Однако, всему хорошему приходит конец. Пришел конец и работе в совнархозе. Весной 1963-го совнархозы еще не закрывались (это произошло еще через полтора года сразу после неожиданного перехода Н.С.Хрущева от мировых дел к огородничеству). Но они реорганизовывались. Скажем, сливались Татарский, Башкирский и Куйбышевский совнархозы в один большой Средневолжский. Председателем назначали известного нефтяника-буровика, старого знакомого отца, который и пригласил его в Куйбышев на должность начальника производственно-технического отдела.

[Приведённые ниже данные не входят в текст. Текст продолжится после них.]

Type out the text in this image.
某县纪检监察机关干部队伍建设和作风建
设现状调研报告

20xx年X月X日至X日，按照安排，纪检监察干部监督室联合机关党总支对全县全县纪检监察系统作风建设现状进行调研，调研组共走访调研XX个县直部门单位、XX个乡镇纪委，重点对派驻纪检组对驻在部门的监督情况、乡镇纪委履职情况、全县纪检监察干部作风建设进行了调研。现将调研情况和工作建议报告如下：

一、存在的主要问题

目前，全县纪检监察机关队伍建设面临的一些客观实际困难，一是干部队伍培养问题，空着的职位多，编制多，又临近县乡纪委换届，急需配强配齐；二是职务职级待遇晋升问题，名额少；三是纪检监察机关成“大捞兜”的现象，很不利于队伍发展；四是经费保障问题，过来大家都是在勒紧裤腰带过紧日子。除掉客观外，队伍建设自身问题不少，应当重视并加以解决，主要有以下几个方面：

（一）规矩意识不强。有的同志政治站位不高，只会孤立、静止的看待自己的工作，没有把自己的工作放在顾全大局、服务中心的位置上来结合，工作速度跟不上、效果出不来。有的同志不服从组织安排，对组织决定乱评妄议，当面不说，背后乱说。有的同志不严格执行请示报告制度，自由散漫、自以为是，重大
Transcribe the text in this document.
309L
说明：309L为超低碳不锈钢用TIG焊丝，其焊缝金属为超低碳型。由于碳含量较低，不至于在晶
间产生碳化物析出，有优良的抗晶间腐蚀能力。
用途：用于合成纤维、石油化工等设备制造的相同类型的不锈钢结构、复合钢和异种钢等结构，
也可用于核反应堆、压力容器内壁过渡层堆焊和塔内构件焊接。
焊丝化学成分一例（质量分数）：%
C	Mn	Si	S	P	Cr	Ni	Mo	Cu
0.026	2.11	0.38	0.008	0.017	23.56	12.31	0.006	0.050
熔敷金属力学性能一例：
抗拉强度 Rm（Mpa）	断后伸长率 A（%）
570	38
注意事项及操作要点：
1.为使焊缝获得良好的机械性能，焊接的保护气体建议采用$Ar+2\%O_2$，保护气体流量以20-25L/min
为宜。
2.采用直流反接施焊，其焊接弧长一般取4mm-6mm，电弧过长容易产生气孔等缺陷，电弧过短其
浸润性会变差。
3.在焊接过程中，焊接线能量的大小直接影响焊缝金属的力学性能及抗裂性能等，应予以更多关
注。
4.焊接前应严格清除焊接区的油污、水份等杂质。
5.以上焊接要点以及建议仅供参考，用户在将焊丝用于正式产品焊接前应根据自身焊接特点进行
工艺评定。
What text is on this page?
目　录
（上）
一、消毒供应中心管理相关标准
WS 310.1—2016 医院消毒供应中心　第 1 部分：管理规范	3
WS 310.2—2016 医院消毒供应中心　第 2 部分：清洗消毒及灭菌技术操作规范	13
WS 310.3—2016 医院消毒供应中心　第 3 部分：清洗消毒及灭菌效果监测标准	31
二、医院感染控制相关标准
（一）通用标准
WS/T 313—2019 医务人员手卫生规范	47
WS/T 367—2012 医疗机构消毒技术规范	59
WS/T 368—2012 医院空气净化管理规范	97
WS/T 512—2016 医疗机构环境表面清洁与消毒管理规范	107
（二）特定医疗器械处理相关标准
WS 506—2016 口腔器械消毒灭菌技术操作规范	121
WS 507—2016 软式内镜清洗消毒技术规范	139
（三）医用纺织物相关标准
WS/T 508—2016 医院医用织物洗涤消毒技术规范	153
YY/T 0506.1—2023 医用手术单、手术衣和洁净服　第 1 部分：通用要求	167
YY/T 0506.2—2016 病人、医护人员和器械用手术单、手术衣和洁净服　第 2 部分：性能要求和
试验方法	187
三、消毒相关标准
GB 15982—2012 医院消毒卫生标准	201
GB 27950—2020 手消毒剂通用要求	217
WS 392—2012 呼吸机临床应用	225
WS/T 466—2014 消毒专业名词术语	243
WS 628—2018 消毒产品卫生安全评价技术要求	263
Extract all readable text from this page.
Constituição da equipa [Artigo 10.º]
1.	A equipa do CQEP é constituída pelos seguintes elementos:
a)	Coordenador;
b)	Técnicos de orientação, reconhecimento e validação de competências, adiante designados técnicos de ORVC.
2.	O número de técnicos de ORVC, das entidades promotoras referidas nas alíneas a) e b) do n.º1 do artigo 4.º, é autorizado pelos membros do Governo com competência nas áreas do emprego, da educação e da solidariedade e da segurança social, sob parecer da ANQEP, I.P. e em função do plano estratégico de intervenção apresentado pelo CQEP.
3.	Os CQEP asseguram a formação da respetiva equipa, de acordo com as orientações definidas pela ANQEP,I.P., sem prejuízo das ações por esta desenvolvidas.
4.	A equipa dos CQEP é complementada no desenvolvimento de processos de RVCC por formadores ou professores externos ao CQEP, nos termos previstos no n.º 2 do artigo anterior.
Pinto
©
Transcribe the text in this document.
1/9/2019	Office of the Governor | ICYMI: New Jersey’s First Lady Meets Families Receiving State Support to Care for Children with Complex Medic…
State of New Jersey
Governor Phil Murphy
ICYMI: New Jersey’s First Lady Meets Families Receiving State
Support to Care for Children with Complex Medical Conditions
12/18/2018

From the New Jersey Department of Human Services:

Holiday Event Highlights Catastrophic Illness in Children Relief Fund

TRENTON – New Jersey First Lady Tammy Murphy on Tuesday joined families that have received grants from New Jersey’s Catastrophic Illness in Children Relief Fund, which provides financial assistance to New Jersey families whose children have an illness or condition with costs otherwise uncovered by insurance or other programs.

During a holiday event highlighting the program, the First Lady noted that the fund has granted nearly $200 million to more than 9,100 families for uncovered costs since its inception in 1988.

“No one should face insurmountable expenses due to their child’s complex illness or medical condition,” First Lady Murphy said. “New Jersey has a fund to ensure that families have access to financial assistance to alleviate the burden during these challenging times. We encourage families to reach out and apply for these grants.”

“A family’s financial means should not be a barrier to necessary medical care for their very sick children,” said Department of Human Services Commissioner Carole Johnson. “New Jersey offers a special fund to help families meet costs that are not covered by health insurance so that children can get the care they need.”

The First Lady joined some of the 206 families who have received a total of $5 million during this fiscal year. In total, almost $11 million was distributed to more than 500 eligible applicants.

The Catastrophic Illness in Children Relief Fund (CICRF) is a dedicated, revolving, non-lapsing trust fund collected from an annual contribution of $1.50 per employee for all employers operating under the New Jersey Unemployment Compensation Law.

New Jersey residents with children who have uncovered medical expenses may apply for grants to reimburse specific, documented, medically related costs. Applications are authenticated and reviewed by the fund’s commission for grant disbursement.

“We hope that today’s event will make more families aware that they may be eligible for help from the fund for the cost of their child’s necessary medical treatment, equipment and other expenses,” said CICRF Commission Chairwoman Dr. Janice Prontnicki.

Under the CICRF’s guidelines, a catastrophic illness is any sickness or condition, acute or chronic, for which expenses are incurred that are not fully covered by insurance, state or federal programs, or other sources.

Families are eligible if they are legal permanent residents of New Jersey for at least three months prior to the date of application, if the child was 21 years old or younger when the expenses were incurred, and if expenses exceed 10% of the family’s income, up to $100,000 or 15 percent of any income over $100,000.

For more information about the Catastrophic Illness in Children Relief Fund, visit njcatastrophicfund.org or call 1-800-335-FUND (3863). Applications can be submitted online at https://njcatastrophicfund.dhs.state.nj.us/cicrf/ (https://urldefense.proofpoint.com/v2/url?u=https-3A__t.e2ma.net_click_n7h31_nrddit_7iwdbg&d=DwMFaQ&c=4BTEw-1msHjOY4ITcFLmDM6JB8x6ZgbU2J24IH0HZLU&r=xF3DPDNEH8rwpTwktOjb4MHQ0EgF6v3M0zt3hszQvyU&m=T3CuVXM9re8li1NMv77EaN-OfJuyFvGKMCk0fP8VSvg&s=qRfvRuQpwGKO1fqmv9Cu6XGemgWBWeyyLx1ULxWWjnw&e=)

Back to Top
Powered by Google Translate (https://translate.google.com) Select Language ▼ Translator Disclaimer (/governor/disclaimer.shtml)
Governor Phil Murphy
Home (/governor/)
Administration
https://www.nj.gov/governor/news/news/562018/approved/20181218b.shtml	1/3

На некоторое время отец задумался. Он уже врос в свою совнархозовскую работу, его начали интересовать вопросы логистики и размещения мощностей. Все-таки, от переезда в Куйбышев отец отказался. Он уже к тому времени прирос к Башкирии, к Уфе. Да и хотелось вернуться в созданный им НИИ. Акимова перевели директором на Черниковский НПЗ, а оттуда он вскоре уехал в Москву в министерство, а Александр Сергеевич вернулся в институт. Было это в марте 1963-го, и мы почти сразу переехали из старой части Уфы, где жили, когда отец работал в совнархозе, назад в Черниковск, который тем временем стал частью города Уфы. В этой квартире отец уже жил до своей смерти.